高齢ほど隠れ心房細動の可能性「高」、血圧レベル間での検出率有意差「無」
さらに、高齢であるほど隠れ心房細動である可能性が高く、60~64歳に比べて、65~74歳では隠れ心房細動のリスクが1.93倍、75歳以上では2.40倍であることが示された。また、男性は女性と比較して2.04倍、隠れ心房細動の可能性が高いことも示された。
試験開始時の家庭血圧レベルにより4グループ(「SBP≤134 and DBP≤84」「SBP 135-144 and / or DBP 85-89」「SBP 145-159 and/or DBP 90-99」「SBP ≥160 and/or DBP≥100」)に層別して解析した結果、血圧レベル間で隠れ心房細動の検出率に有意な差は認められず、治療中の高血圧患者においては血圧のコントロール状況によらず、隠れ心房細動のリスクは同等であることが示唆された。

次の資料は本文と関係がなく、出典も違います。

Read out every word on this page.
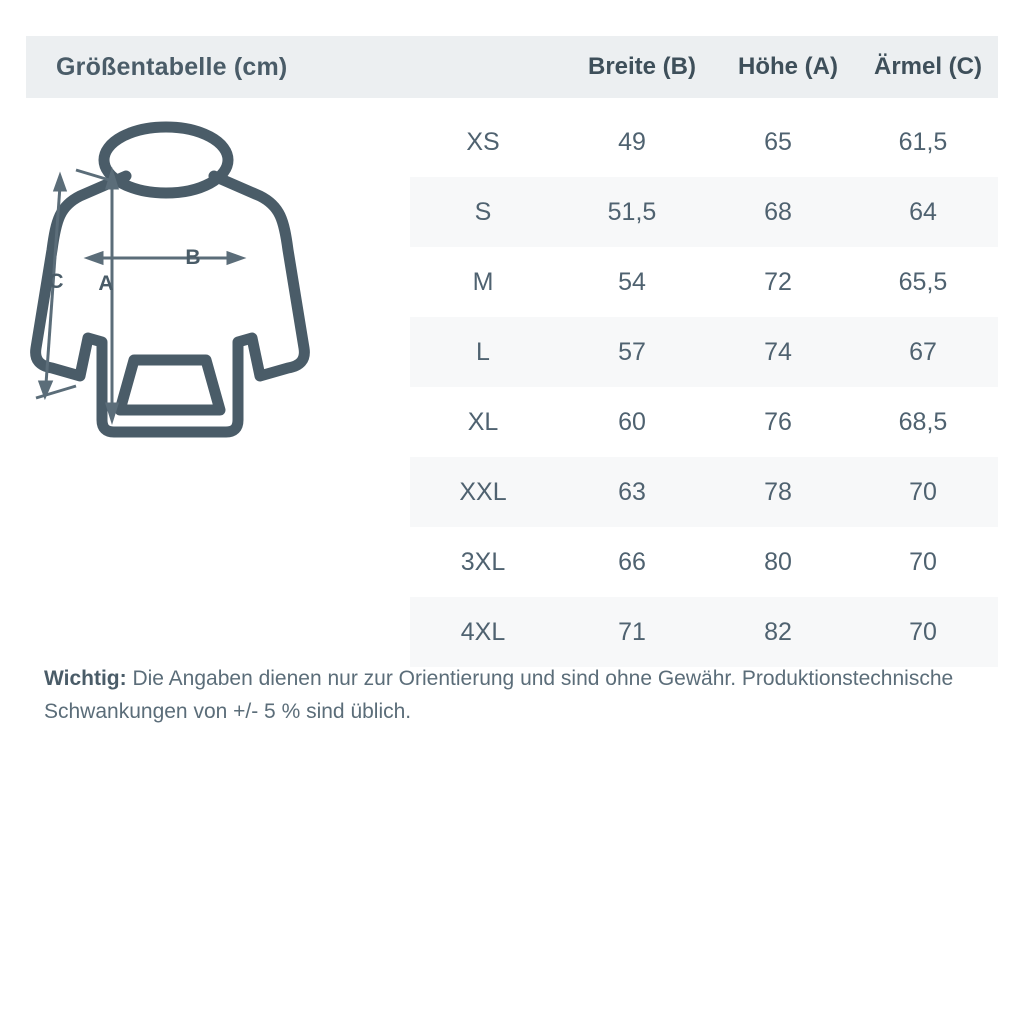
Größentabelle (cm)	Breite (B)	Höhe (A)	Ärmel (C)
XS	49	65	61,5
S	51,5	68	64
M	54	72	65,5
L	57	74	67
XL	60	76	68,5
XXL	63	78	70
3XL	66	80	70
4XL	71	82	70
Wichtig: Die Angaben dienen nur zur Orientierung und sind ohne Gewähr. Produktionstechnische Schwankungen von +/- 5 % sind üblich.
B
A
C
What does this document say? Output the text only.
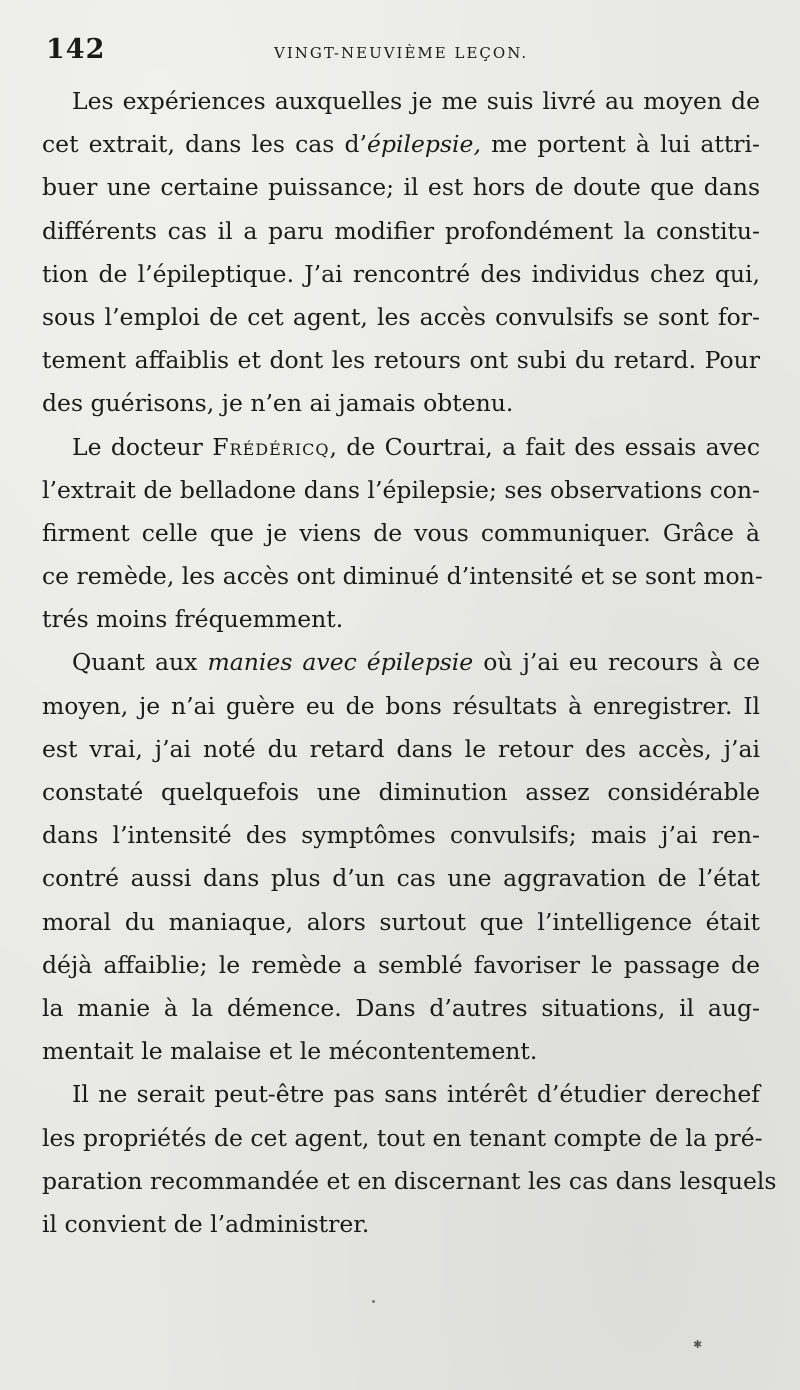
142	VINGT-NEUVIÈME LEÇON.
Les expériences auxquelles je me suis livré au moyen de
cet extrait, dans les cas d’épilepsie, me portent à lui attri-
buer une certaine puissance; il est hors de doute que dans
différents cas il a paru modifier profondément la constitu-
tion de l’épileptique. J’ai rencontré des individus chez qui,
sous l’emploi de cet agent, les accès convulsifs se sont for-
tement affaiblis et dont les retours ont subi du retard. Pour
des guérisons, je n’en ai jamais obtenu.
Le docteur Frédéricq, de Courtrai, a fait des essais avec
l’extrait de belladone dans l’épilepsie; ses observations con-
firment celle que je viens de vous communiquer. Grâce à
ce remède, les accès ont diminué d’intensité et se sont mon-
trés moins fréquemment.
Quant aux manies avec épilepsie où j’ai eu recours à ce
moyen, je n’ai guère eu de bons résultats à enregistrer. Il
est vrai, j’ai noté du retard dans le retour des accès, j’ai
constaté quelquefois une diminution assez considérable
dans l’intensité des symptômes convulsifs; mais j’ai ren-
contré aussi dans plus d’un cas une aggravation de l’état
moral du maniaque, alors surtout que l’intelligence était
déjà affaiblie; le remède a semblé favoriser le passage de
la manie à la démence. Dans d’autres situations, il aug-
mentait le malaise et le mécontentement.
Il ne serait peut-être pas sans intérêt d’étudier derechef
les propriétés de cet agent, tout en tenant compte de la pré-
paration recommandée et en discernant les cas dans lesquels
il convient de l’administrer.
✱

家庭での心電図記録が、心房細動の早期検出につながる可能性
心房細動と高血圧には高い関連があるとされており、研究グループとオムロンヘルスケアが行った先行研究において、65歳以上の一般住民を対象とした隠れ心房細動のスクリーニング調査では、高血圧の人は高血圧でない人に比べて約3倍、心房細動が潜んでいることがわかっている。また、日本国内には高血圧の人は約4300万人いると言われており、60歳以上では約3000万人が高血圧であると推計される。
「家庭での継続的な血圧測定とあわせて心電図記録を行うことが、循環器イベントの発症リスクとなる心房細動をより早期に検出し、循環器イベントの発症予防につながると期待できる」と、研究グループは述べている。